As I get up, one of the barbers points to me and says that I am up next. I want to tell him I no longer have the time but his demeanor suggests that I sit in the chair quick smart.

I am in no position to make any other suggestions.

I meekly sit down while my cut man appraises my scruffy condition. He asks if I would like to shape it into a goatee.

I am in no position to make any other suggestions.

The guy works meticulously, doing a helluva job. But he is going past 3 o'clock and it looks like I will miss the start of the tour. I want to tell him I am on a time limit but he is too busy either chatting/performing secret handshakes to new customers/drop-ins or talking on the phone to someone named Patrice who is looking for J.J. (the missing third barber).
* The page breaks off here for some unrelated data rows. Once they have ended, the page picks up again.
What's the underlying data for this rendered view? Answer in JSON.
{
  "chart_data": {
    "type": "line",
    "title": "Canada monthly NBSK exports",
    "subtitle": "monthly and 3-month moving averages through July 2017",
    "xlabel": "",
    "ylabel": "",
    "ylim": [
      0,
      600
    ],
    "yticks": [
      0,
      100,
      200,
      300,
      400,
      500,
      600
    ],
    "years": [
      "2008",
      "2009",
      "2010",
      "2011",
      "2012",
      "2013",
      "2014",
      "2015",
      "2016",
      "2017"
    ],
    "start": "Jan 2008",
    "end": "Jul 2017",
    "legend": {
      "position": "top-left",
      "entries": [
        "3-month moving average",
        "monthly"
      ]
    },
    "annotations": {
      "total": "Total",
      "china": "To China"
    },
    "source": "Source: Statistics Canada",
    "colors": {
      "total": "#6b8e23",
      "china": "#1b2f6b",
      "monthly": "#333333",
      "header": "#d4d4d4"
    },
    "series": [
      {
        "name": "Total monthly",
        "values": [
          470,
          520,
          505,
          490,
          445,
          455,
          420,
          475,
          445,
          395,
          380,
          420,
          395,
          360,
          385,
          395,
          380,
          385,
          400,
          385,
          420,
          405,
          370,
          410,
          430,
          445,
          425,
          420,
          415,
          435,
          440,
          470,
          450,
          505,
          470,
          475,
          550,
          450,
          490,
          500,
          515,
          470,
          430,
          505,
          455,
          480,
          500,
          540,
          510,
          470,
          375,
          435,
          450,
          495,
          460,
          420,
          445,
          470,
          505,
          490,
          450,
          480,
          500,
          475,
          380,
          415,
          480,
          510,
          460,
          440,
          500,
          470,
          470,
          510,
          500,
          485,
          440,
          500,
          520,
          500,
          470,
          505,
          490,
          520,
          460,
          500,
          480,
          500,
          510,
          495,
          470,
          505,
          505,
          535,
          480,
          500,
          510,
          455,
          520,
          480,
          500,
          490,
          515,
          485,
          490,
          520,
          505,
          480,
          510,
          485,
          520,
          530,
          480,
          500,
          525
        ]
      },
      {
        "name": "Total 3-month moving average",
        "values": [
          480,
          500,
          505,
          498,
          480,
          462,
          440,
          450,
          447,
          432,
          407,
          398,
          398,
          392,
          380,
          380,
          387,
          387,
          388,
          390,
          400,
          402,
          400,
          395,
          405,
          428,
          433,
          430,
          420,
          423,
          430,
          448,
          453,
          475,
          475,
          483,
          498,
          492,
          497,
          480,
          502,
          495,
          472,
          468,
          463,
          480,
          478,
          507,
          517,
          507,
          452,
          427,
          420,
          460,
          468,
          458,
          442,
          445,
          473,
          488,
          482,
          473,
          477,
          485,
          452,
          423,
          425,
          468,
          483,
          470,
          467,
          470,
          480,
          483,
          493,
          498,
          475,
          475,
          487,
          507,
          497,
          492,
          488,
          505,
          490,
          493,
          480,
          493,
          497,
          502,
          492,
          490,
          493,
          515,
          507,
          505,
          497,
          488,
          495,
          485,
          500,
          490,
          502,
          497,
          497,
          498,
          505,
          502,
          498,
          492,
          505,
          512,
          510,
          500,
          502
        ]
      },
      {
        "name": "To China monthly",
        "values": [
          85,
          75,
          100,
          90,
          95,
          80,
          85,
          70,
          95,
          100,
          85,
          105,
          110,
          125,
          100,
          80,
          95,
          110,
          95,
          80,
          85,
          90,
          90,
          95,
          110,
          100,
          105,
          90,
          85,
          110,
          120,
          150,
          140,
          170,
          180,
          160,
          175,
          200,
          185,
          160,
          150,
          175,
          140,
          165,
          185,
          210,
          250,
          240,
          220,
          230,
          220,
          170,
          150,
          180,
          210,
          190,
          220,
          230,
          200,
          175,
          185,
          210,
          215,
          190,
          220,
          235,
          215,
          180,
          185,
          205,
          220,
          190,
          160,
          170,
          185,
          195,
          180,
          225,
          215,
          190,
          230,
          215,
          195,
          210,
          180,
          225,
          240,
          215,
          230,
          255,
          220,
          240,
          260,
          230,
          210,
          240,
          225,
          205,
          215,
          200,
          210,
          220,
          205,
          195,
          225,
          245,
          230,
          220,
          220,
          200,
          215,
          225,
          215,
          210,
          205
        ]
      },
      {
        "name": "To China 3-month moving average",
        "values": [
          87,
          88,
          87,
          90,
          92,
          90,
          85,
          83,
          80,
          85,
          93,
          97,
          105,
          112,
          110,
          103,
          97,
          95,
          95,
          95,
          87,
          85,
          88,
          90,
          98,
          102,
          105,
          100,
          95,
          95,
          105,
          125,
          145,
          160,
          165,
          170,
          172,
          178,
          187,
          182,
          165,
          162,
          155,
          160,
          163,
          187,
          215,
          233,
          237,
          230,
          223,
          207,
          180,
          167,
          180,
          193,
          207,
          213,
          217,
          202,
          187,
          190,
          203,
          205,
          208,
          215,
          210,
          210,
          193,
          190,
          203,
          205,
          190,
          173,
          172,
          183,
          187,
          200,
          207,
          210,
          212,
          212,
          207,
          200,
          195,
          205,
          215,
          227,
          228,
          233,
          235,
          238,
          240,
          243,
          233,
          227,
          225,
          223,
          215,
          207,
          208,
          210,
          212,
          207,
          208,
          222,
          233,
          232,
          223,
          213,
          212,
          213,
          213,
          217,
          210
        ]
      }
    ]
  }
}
Finally done and dusted by 3:10, I hightail it to the Apollo to try and catch up to the tour guide but alas when I get there the doors are shut.

I start cursing but frankly I look like an idiot. Defeated yet goateed I skulk my way back to the hotel hoping that I can exchange my ticket for a new one tomorrow.

Postscript: I return the next day getting a feeling of de ja vu as the doors to the Apollo are closed once more. How can this be? I am a quarter of an hour early for the 11am tour so I ask the security guard what gives. He tells me there is no 11am tour on a Saturday. I somewhat foolishly ask about the 1pm tour. It is at this juncture that he informs me there are no tours on a Saturday. I begin to point out that my Lonely Planet guide begs to differ however...

...I am in no position to make any other suggestions.